Le 29 mars 2023, à Pékin, le Brésil et la Chine officialisaient un accord de portée stratégique. Leurs échanges commerciaux bilatéraux seraient désormais réglés en réal brésilien (BRL) et en yuan chinois (CNY), excluant le dollar américain. L’objectif affiché était clair : réduire les coûts de transaction, renforcer les échanges bilatéraux et accroître l’autonomie financière.
Un dispositif en place depuis 2023
Deux banques ont été désignées dès avril 2023 pour mettre en œuvre ce mécanisme. La Bank of China Brasil, et une banque brésilienne habilitée à gérer la compensation en réal. Ce système permet aux deux capitales de payer dans sa propre monnaie sans passer par le dollar, ce qui simplifie les opérations et protège contre les fluctuations du change.
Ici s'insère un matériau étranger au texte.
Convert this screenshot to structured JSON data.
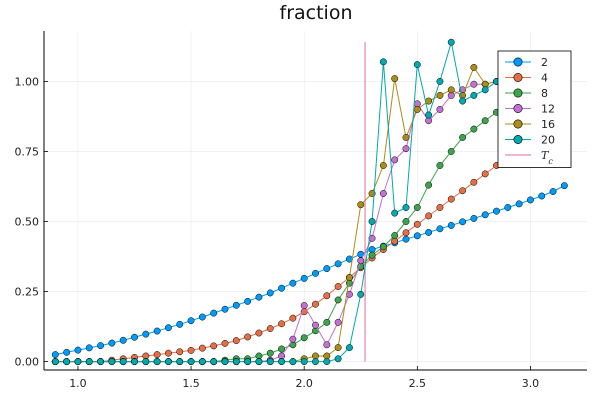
{
  "chart_data": {
    "type": "line",
    "title": "fraction",
    "xlabel": "",
    "ylabel": "",
    "xlim": [
      0.85,
      3.25
    ],
    "ylim": [
      -0.03,
      1.18
    ],
    "xticks": [
      1.0,
      1.5,
      2.0,
      2.5,
      3.0
    ],
    "xtick_labels": [
      "1.0",
      "1.5",
      "2.0",
      "2.5",
      "3.0"
    ],
    "yticks": [
      0.0,
      0.25,
      0.5,
      0.75,
      1.0
    ],
    "ytick_labels": [
      "0.00",
      "0.25",
      "0.50",
      "0.75",
      "1.00"
    ],
    "grid": true,
    "legend_position": "top-right",
    "vline": {
      "x": 2.269,
      "y_range": [
        0.0,
        1.14
      ],
      "color": "#e26f93",
      "label": "T_c"
    },
    "series": [
      {
        "name": "2",
        "color": "#009af9",
        "x": [
          0.9,
          0.95,
          1.0,
          1.05,
          1.1,
          1.15,
          1.2,
          1.25,
          1.3,
          1.35,
          1.4,
          1.45,
          1.5,
          1.55,
          1.6,
          1.65,
          1.7,
          1.75,
          1.8,
          1.85,
          1.9,
          1.95,
          2.0,
          2.05,
          2.1,
          2.15,
          2.2,
          2.25,
          2.3,
          2.35,
          2.4,
          2.45,
          2.5,
          2.55,
          2.6,
          2.65,
          2.7,
          2.75,
          2.8,
          2.85,
          2.9,
          2.95,
          3.0,
          3.05,
          3.1,
          3.15
        ],
        "y": [
          0.025,
          0.033,
          0.041,
          0.049,
          0.057,
          0.066,
          0.076,
          0.087,
          0.098,
          0.109,
          0.121,
          0.133,
          0.146,
          0.159,
          0.173,
          0.187,
          0.201,
          0.215,
          0.23,
          0.245,
          0.262,
          0.28,
          0.297,
          0.315,
          0.332,
          0.349,
          0.366,
          0.383,
          0.4,
          0.412,
          0.424,
          0.437,
          0.449,
          0.461,
          0.474,
          0.486,
          0.499,
          0.511,
          0.524,
          0.537,
          0.55,
          0.563,
          0.577,
          0.591,
          0.607,
          0.628
        ]
      },
      {
        "name": "4",
        "color": "#e26f46",
        "x": [
          0.9,
          0.95,
          1.0,
          1.05,
          1.1,
          1.15,
          1.2,
          1.25,
          1.3,
          1.35,
          1.4,
          1.45,
          1.5,
          1.55,
          1.6,
          1.65,
          1.7,
          1.75,
          1.8,
          1.85,
          1.9,
          1.95,
          2.0,
          2.05,
          2.1,
          2.15,
          2.2,
          2.25,
          2.3,
          2.35,
          2.4,
          2.45,
          2.5,
          2.55,
          2.6,
          2.65,
          2.7,
          2.75,
          2.8,
          2.85,
          2.9,
          2.95,
          3.0,
          3.05,
          3.1,
          3.15
        ],
        "y": [
          0.0,
          0.0,
          0.0,
          0.0,
          0.0,
          0.005,
          0.01,
          0.015,
          0.02,
          0.025,
          0.03,
          0.035,
          0.04,
          0.048,
          0.056,
          0.065,
          0.075,
          0.088,
          0.102,
          0.118,
          0.135,
          0.155,
          0.178,
          0.205,
          0.235,
          0.268,
          0.3,
          0.335,
          0.37,
          0.4,
          0.43,
          0.46,
          0.49,
          0.52,
          0.55,
          0.58,
          0.61,
          0.64,
          0.67,
          0.7,
          0.72,
          0.74,
          0.77,
          0.79,
          0.81,
          0.825
        ]
      },
      {
        "name": "8",
        "color": "#3da44d",
        "x": [
          0.9,
          0.95,
          1.0,
          1.05,
          1.1,
          1.15,
          1.2,
          1.25,
          1.3,
          1.35,
          1.4,
          1.45,
          1.5,
          1.55,
          1.6,
          1.65,
          1.7,
          1.75,
          1.8,
          1.85,
          1.9,
          1.95,
          2.0,
          2.05,
          2.1,
          2.15,
          2.2,
          2.25,
          2.3,
          2.35,
          2.4,
          2.45,
          2.5,
          2.55,
          2.6,
          2.65,
          2.7,
          2.75,
          2.8,
          2.85,
          2.9,
          2.95,
          3.0,
          3.05,
          3.1,
          3.15
        ],
        "y": [
          0.0,
          0.0,
          0.0,
          0.0,
          0.0,
          0.0,
          0.0,
          0.0,
          0.0,
          0.0,
          0.0,
          0.0,
          0.0,
          0.0,
          0.0,
          0.005,
          0.01,
          0.01,
          0.02,
          0.03,
          0.045,
          0.06,
          0.085,
          0.11,
          0.14,
          0.22,
          0.28,
          0.34,
          0.38,
          0.41,
          0.45,
          0.5,
          0.55,
          0.63,
          0.7,
          0.75,
          0.8,
          0.83,
          0.86,
          0.89,
          0.91,
          0.93,
          0.95,
          0.96,
          0.97,
          0.98
        ]
      },
      {
        "name": "12",
        "color": "#c271d2",
        "x": [
          0.9,
          0.95,
          1.0,
          1.05,
          1.1,
          1.15,
          1.2,
          1.25,
          1.3,
          1.35,
          1.4,
          1.45,
          1.5,
          1.55,
          1.6,
          1.65,
          1.7,
          1.75,
          1.8,
          1.85,
          1.9,
          1.95,
          2.0,
          2.05,
          2.1,
          2.15,
          2.2,
          2.25,
          2.3,
          2.35,
          2.4,
          2.45,
          2.5,
          2.55,
          2.6,
          2.65,
          2.7,
          2.75,
          2.8,
          2.85,
          2.9,
          2.95,
          3.0,
          3.05,
          3.1,
          3.15
        ],
        "y": [
          0.0,
          0.0,
          0.0,
          0.0,
          0.0,
          0.0,
          0.0,
          0.0,
          0.0,
          0.0,
          0.0,
          0.0,
          0.0,
          0.0,
          0.0,
          0.0,
          0.0,
          0.0,
          0.0,
          0.005,
          0.02,
          0.08,
          0.2,
          0.13,
          0.06,
          0.14,
          0.24,
          0.36,
          0.44,
          0.6,
          0.72,
          0.76,
          0.92,
          0.86,
          0.9,
          0.95,
          0.97,
          0.99,
          0.99,
          1.0,
          1.0,
          1.0,
          1.0,
          1.0,
          1.0,
          1.0
        ]
      },
      {
        "name": "16",
        "color": "#ac8d18",
        "x": [
          0.9,
          0.95,
          1.0,
          1.05,
          1.1,
          1.15,
          1.2,
          1.25,
          1.3,
          1.35,
          1.4,
          1.45,
          1.5,
          1.55,
          1.6,
          1.65,
          1.7,
          1.75,
          1.8,
          1.85,
          1.9,
          1.95,
          2.0,
          2.05,
          2.1,
          2.15,
          2.2,
          2.25,
          2.3,
          2.35,
          2.4,
          2.45,
          2.5,
          2.55,
          2.6,
          2.65,
          2.7,
          2.75,
          2.8,
          2.85,
          2.9,
          2.95,
          3.0,
          3.05,
          3.1,
          3.15
        ],
        "y": [
          0.0,
          0.0,
          0.0,
          0.0,
          0.0,
          0.0,
          0.0,
          0.0,
          0.0,
          0.0,
          0.0,
          0.0,
          0.0,
          0.0,
          0.0,
          0.0,
          0.0,
          0.0,
          0.0,
          0.0,
          0.0,
          0.0,
          0.01,
          0.02,
          0.02,
          0.05,
          0.3,
          0.56,
          0.6,
          0.7,
          1.01,
          0.8,
          0.9,
          0.93,
          0.95,
          0.97,
          0.95,
          1.05,
          0.99,
          1.0,
          1.0,
          1.0,
          1.0,
          1.0,
          1.0,
          1.0
        ]
      },
      {
        "name": "20",
        "color": "#00a9ad",
        "x": [
          0.9,
          0.95,
          1.0,
          1.05,
          1.1,
          1.15,
          1.2,
          1.25,
          1.3,
          1.35,
          1.4,
          1.45,
          1.5,
          1.55,
          1.6,
          1.65,
          1.7,
          1.75,
          1.8,
          1.85,
          1.9,
          1.95,
          2.0,
          2.05,
          2.1,
          2.15,
          2.2,
          2.25,
          2.3,
          2.35,
          2.4,
          2.45,
          2.5,
          2.55,
          2.6,
          2.65,
          2.7,
          2.75,
          2.8,
          2.85,
          2.9,
          2.95,
          3.0,
          3.05,
          3.1,
          3.15
        ],
        "y": [
          0.0,
          0.0,
          0.0,
          0.0,
          0.0,
          0.0,
          0.0,
          0.0,
          0.0,
          0.0,
          0.0,
          0.0,
          0.0,
          0.0,
          0.0,
          0.0,
          0.0,
          0.0,
          0.0,
          0.0,
          0.0,
          0.0,
          0.0,
          0.0,
          0.0,
          0.01,
          0.05,
          0.24,
          0.5,
          1.07,
          0.53,
          0.55,
          1.06,
          0.88,
          1.0,
          1.14,
          0.93,
          0.95,
          0.97,
          1.0,
          0.99,
          0.96,
          0.98,
          1.0,
          0.97,
          0.94
        ]
      }
    ]
  }
}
Selon Tatiana Rosito, du ministère brésilien des Finances, le mécanisme était opérationnel dès mi-2023, notamment dans les secteurs de l’agrobusiness, de l’énergie et des matières premières, sans rencontrer d’obstacles techniques côté brésilien.
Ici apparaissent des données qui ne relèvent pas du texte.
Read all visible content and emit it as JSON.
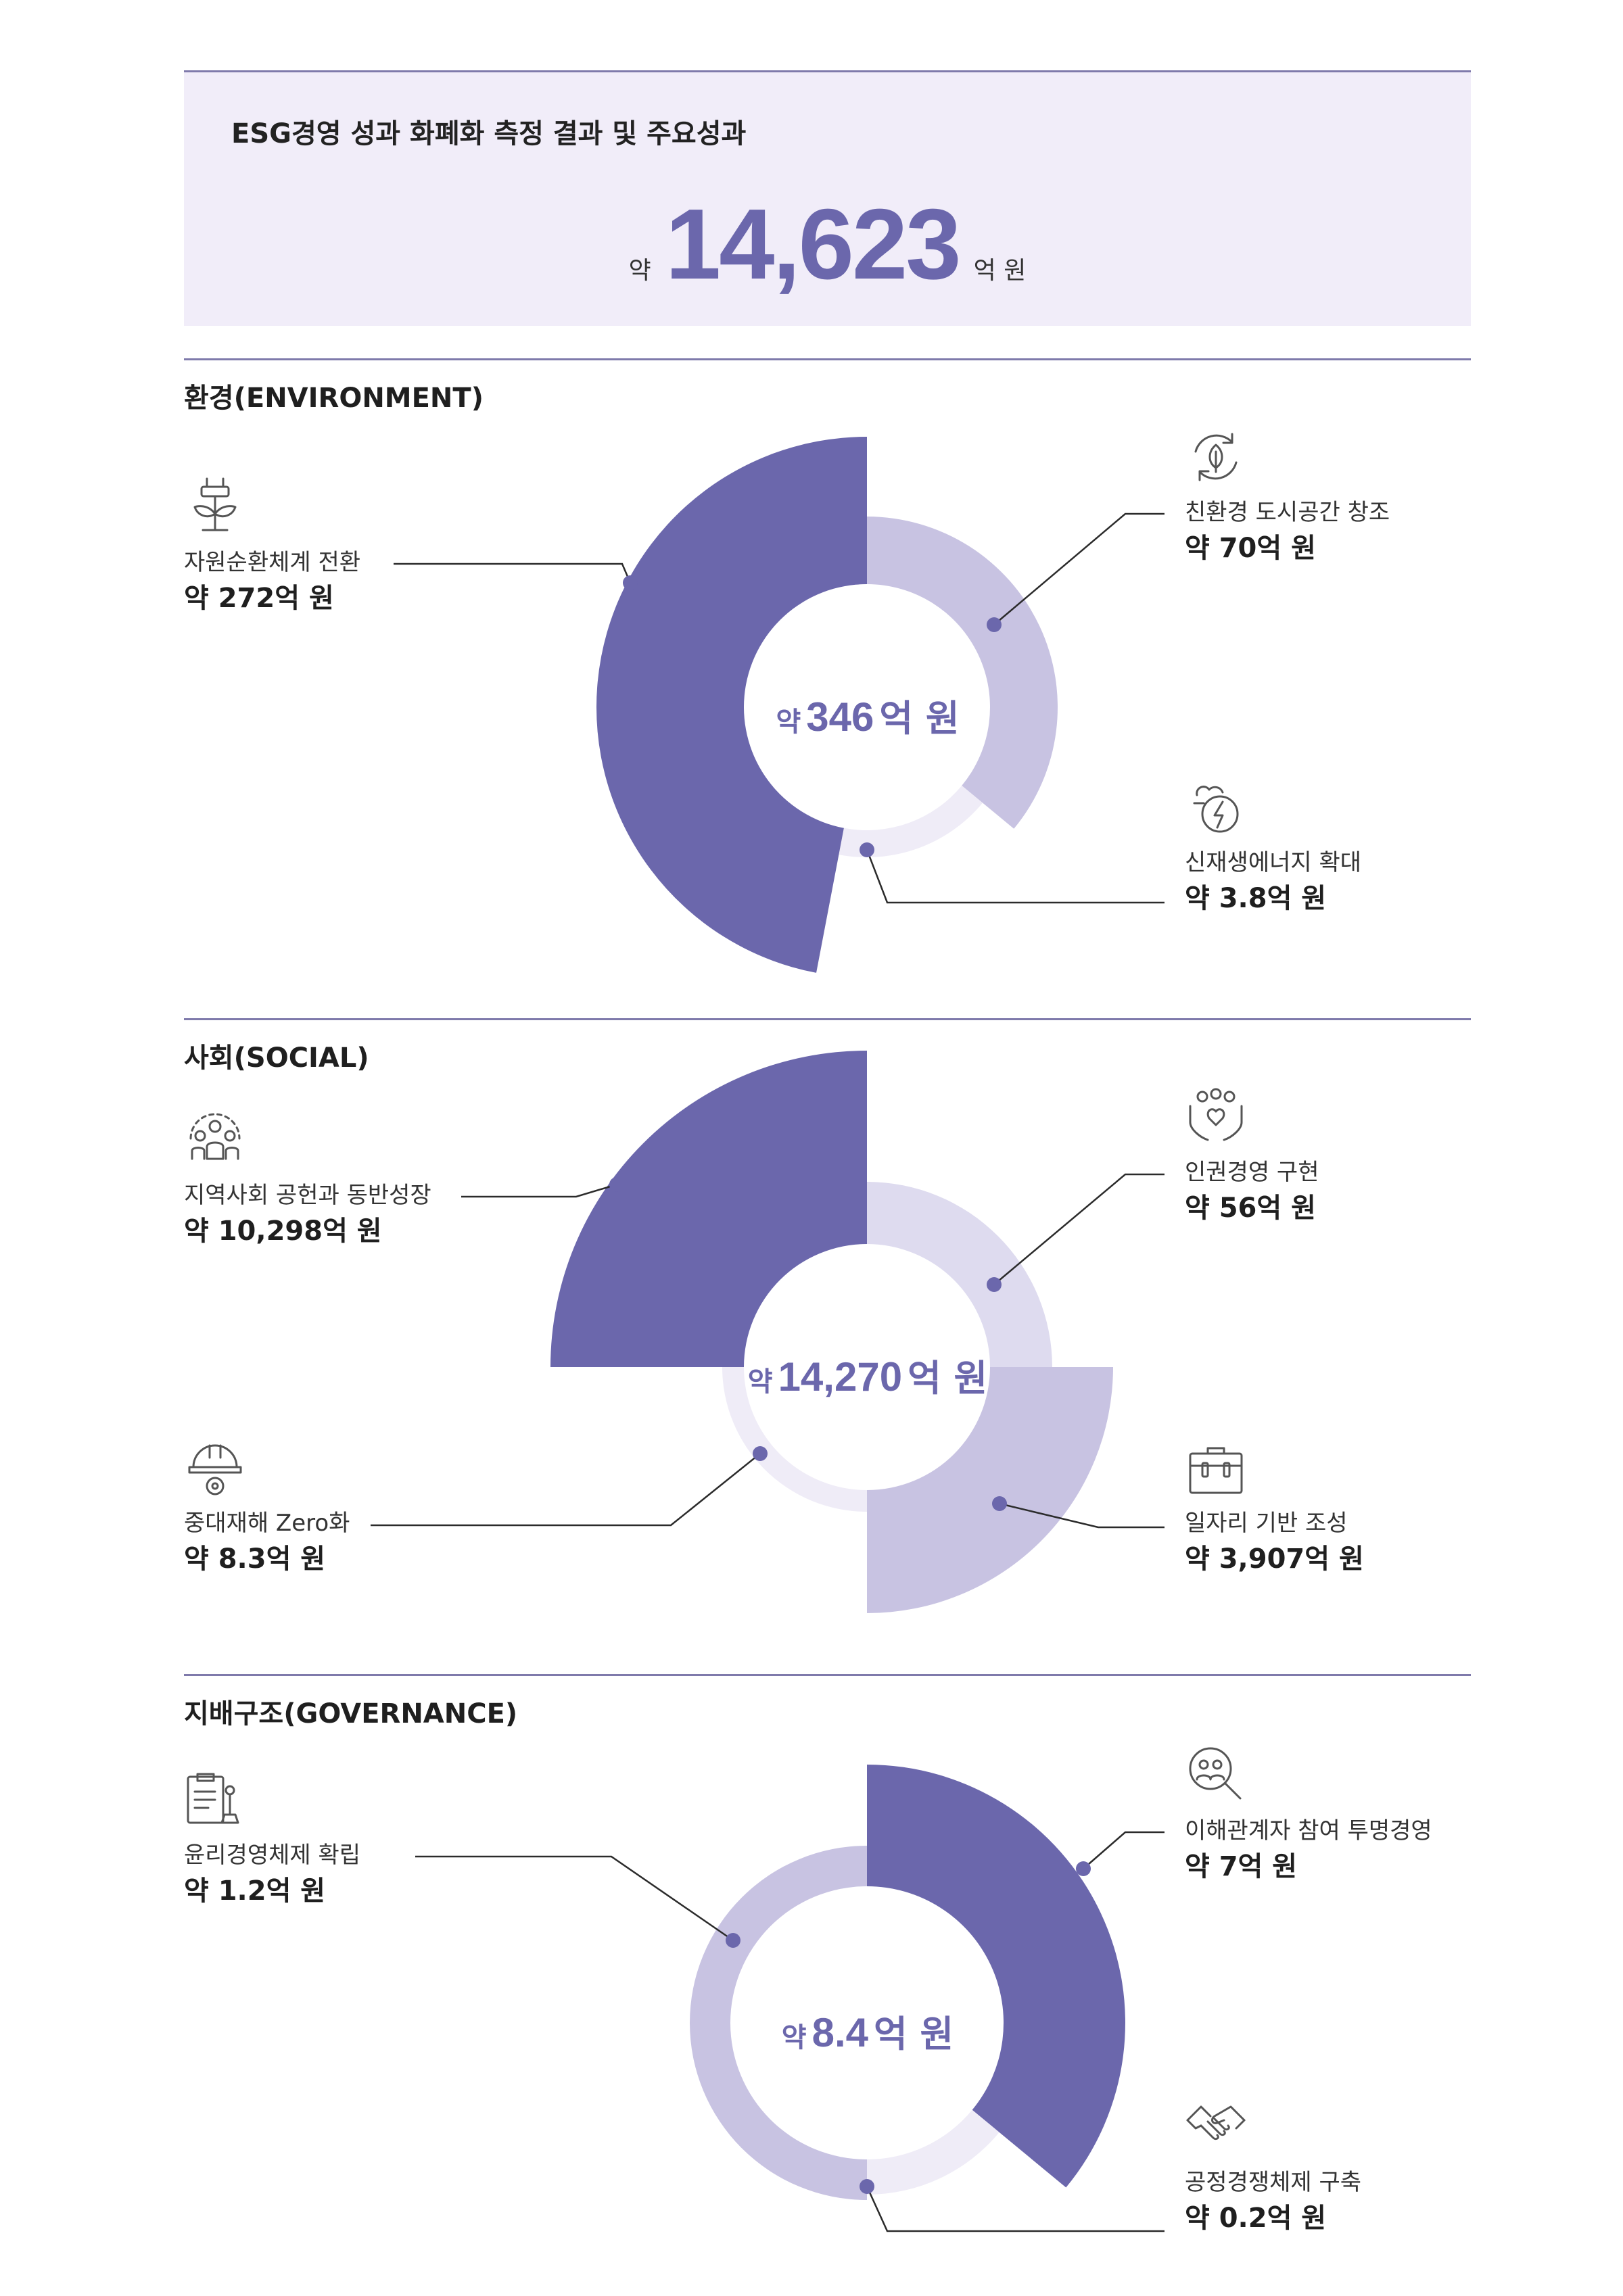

Un contexte géopolitique favorable à la bascule
C’est en 2025 que ce dispositif entre dans une phase de généralisation, avec un élargissement à l’ensemble des secteurs, y compris l’industrie manufacturière et les services. En avril dernier, Donald Trump, de retour à la Maison-Blanche, déclenche une nouvelle guerre commerciale, ciblant notamment la Chine et plusieurs pays émergents avec une salve de tarifs douaniers punitifs.
Dans ce climat d’incertitude, la possibilité pour le Brésil et la Chine de commercer hors du circuit du dollar devient un atout sans commune mesure. Le Brésil, dont la Chine reste le premier partenaire commercial avec plus de 150 milliards de dollars d’échanges en 2023, bénéficie directement de ce filet de sécurité monétaire. Le président Lula, qui plaide depuis son retour au pouvoir pour une diversification financière, trouve là une validation géopolitique de sa stratégie.
Pour Pékin, la généralisation de l’usage du yuan dans le commerce avec le Brésil s’intègre dans une démarche de long terme visant à renforcer la place internationale de sa monnaie et à réduire sa vulnérabilité au système financier dominé par Washington.
Une pièce d’un puzzle plus large
Ce mécanisme bilatéral s’inscrit dans une dynamique plus vaste de dédollarisation promue par les BRICS. Pékin a déjà mis en place des dispositifs similaires avec la Russie, l’Iran ou l’Argentine. La Nouvelle Banque de Développement (NDB), bras financier des BRICS, finance désormais des projets en monnaies locales. Un projet de monnaie commune est discuté, mais reste à l’étude. L’accord sino-brésilien, lancé en 2023 et consolidé en 2025, constitue à ce jour l’un des exemples les plus concrets de cette stratégie alternative.